In terms of marketing, how many billboard ads do you actually notice in relation to how many are plastered along the highways? They get old, and boring, and we stop seeing them. It’s kind of the same with books.
There are probably tons of books on the shelves that I would LOVE to read, but if I don’t have time to sort through them, how do I know those books are the right fit for me? And do I even see them as I peruse less than 10% of the square footage in the ridiculously large Borders that I frequent?
It all comes down to a book that is impossible for the right reader to turn down. How do we find the right readers for our books? Rhetorical.
Mind you, this is just the humble opinion of an un-published and un-agented newbie :o) with a strong background in Marketing. I highly recommend the business book, Purple Cow by Seth Godin if any of my rambling made sense.
You know who outsold Hemingway and Fitzgerald?
Harold Bell Wright. E. Phillips Oppenheim.

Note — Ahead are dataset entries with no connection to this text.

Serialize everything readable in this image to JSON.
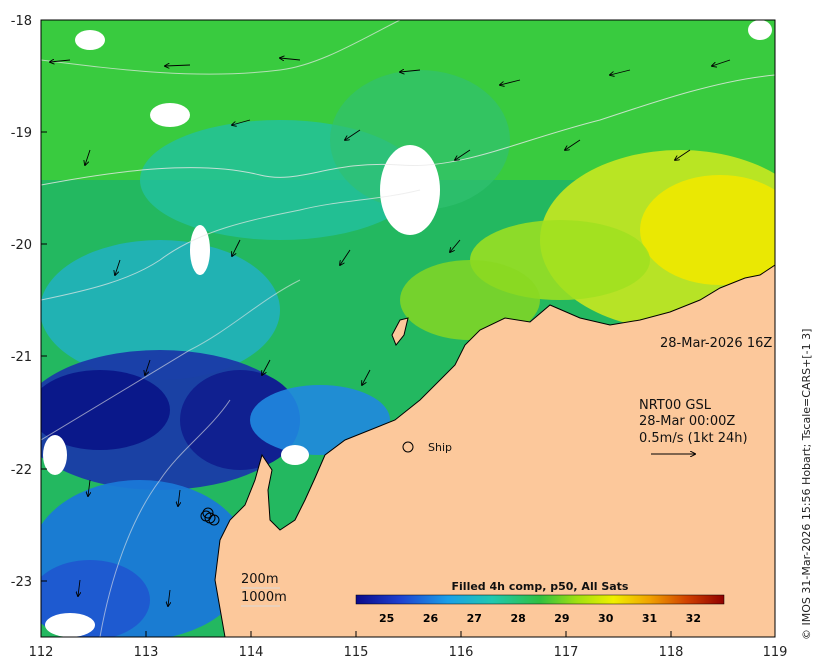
{
  "map": {
    "date_label": "28-Mar-2026 16Z",
    "current_label": {
      "line1": "NRT00 GSL",
      "line2": "28-Mar 00:00Z",
      "line3": "0.5m/s (1kt 24h)"
    },
    "ship_label": "Ship",
    "contours": {
      "line1": "200m",
      "line2": "1000m"
    },
    "colorbar": {
      "title": "Filled 4h comp, p50, All Sats",
      "ticks": [
        "25",
        "26",
        "27",
        "28",
        "29",
        "30",
        "31",
        "32"
      ],
      "range": [
        24.3,
        32.7
      ]
    },
    "credit": "© IMOS 31-Mar-2026 15:56 Hobart; Tscale=CARS+[-1 3]",
    "x_axis": {
      "ticks": [
        "112",
        "113",
        "114",
        "115",
        "116",
        "117",
        "118",
        "119"
      ],
      "range": [
        112,
        119
      ]
    },
    "y_axis": {
      "ticks": [
        "-18",
        "-19",
        "-20",
        "-21",
        "-22",
        "-23"
      ],
      "range": [
        -23.5,
        -18
      ]
    },
    "colors": {
      "land": "#fcc89b",
      "frame": "#000000",
      "sst_cool": "#0a1a8c",
      "sst_mid": "#22c070",
      "sst_warm": "#e8e000"
    }
  }
}
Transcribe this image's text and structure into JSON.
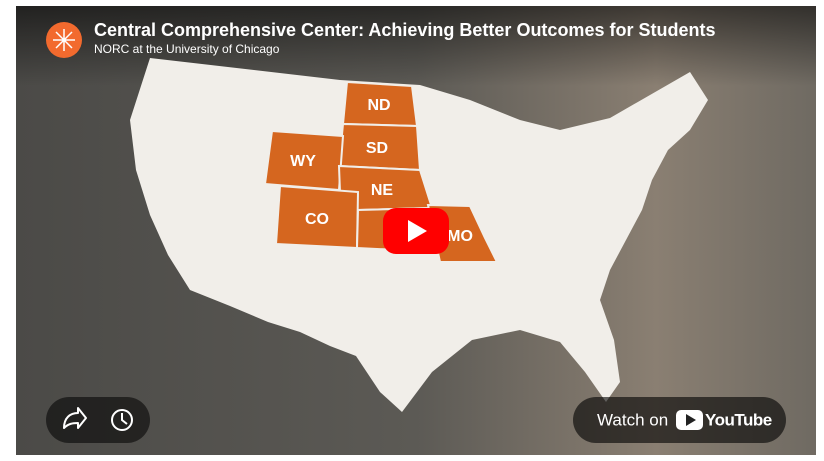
{
  "header": {
    "title": "Central Comprehensive Center: Achieving Better Outcomes for Students",
    "channel": "NORC at the University of Chicago"
  },
  "map": {
    "states": [
      "ND",
      "SD",
      "WY",
      "NE",
      "CO",
      "MO"
    ]
  },
  "watch": {
    "label": "Watch on",
    "brand": "YouTube"
  }
}
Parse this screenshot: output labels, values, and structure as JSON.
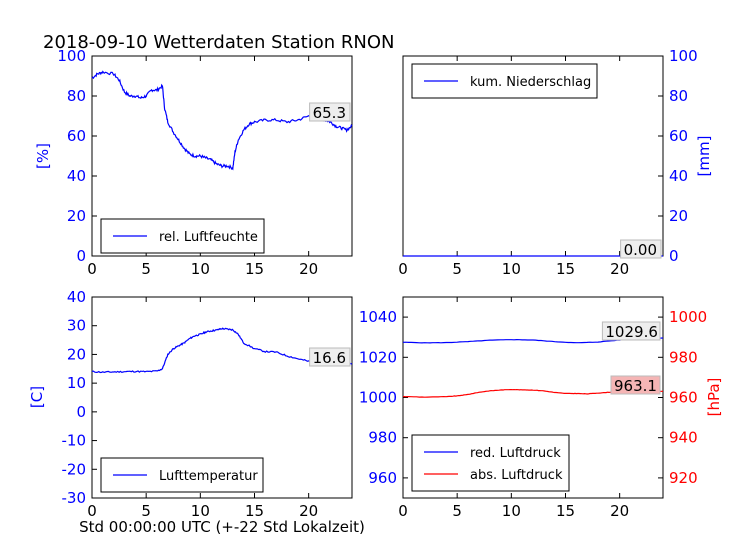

Kathleen Norris. And a lot of other pot-boiler writers we don’t read anymore.
And you don’t even want to know who outsold Melville, because it will make you cry.
Of course I voted “If you haven’t read a great book lately, it’s because you’re not looking.” But perhaps I am made overly optimistic by the great Megan Abbott’s Edgar Award for Queenpin, which is as good as Chandler or Hammett or anyone else you care to name.
I doubt we are in a golden age. How many books published now, even the blockbusters, will stand the test of time? THE DA VINCI CODE? I doubt it. HARRY POTTER? I doubt it. I’d like to know what books readers think will be read and admired in fifty years.
Nathan Bransford says
We beat you to that topic.
So you did. Sorry I missed that day’s question and sorry for the clutter.
But there is a small difference in my question. My question is qualified by how many books published TODAY will be read and highly valued fifty years from now. Quite a few of the titles mentioned in the post from April have been in print many years.
While there is no doubt many contemporary books are very entertaining and have large sales, I doubt we are in a Golden Age in terms of quality.